This ^. The logic section of the amp has to function in order to actually pass signal, etc.

You mentioned the pilot light - those amps have an illuminated power switch, no? If so, disregard it, it's just a little filament that is fed straight from the mains. When/as they get older they may not fire up without sufficient voltage (so a slight decrease may cause this) or fail alltogether and light up from time to time just to remind/annoy you (like mine). It's cosmetic though.

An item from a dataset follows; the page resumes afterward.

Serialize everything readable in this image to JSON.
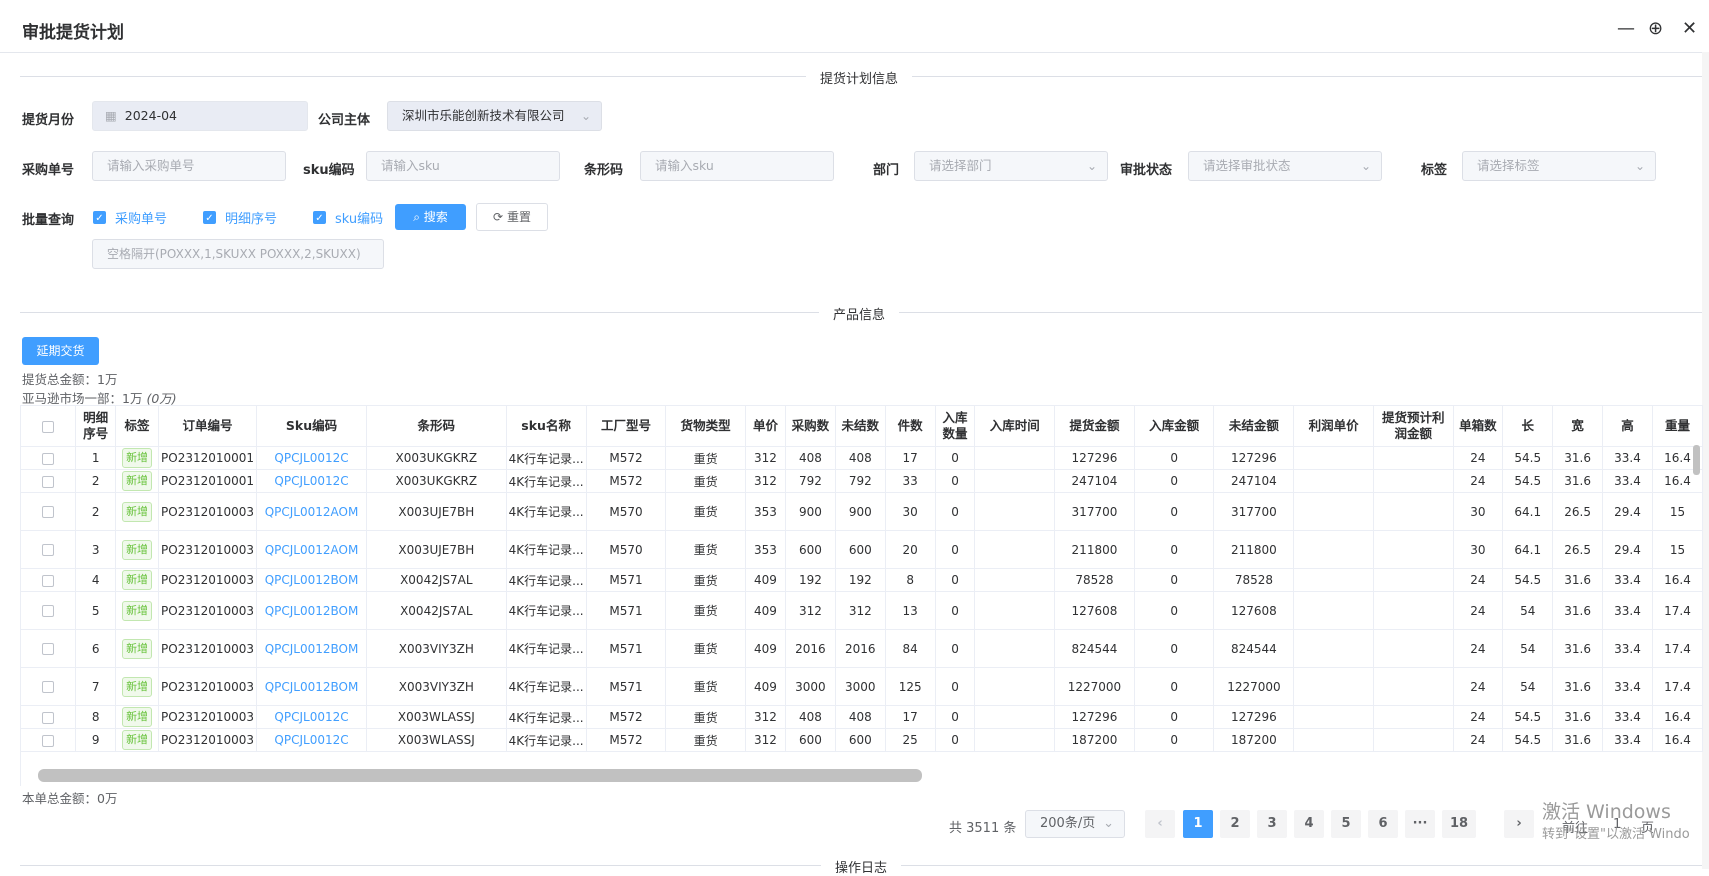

1.- First power-on was using a bulb limiter that inmediately light at max bright, so I suspected a short somewhere.

Could also be the caps taking an initial charge from being completely empty, just saying.

5.- This time I tested with 2 of the original power tubes and the amp seemed to work fine again, then took those out and put the other pair and again it worked in the middle or in the ends, but when the 4 power tubes are installed the amp behaves like point 3.

You're probably best off approaching these problems separately; the logic section requires a given voltage (and it has to be fairly stable) for it to function. That's the unmuting of the amp initially, channel switching and so on. The power section with all 4 valves installed doesn't trip any fuses or redplate? Good, then verify the bias in a safe/sane range and proceed with the rest.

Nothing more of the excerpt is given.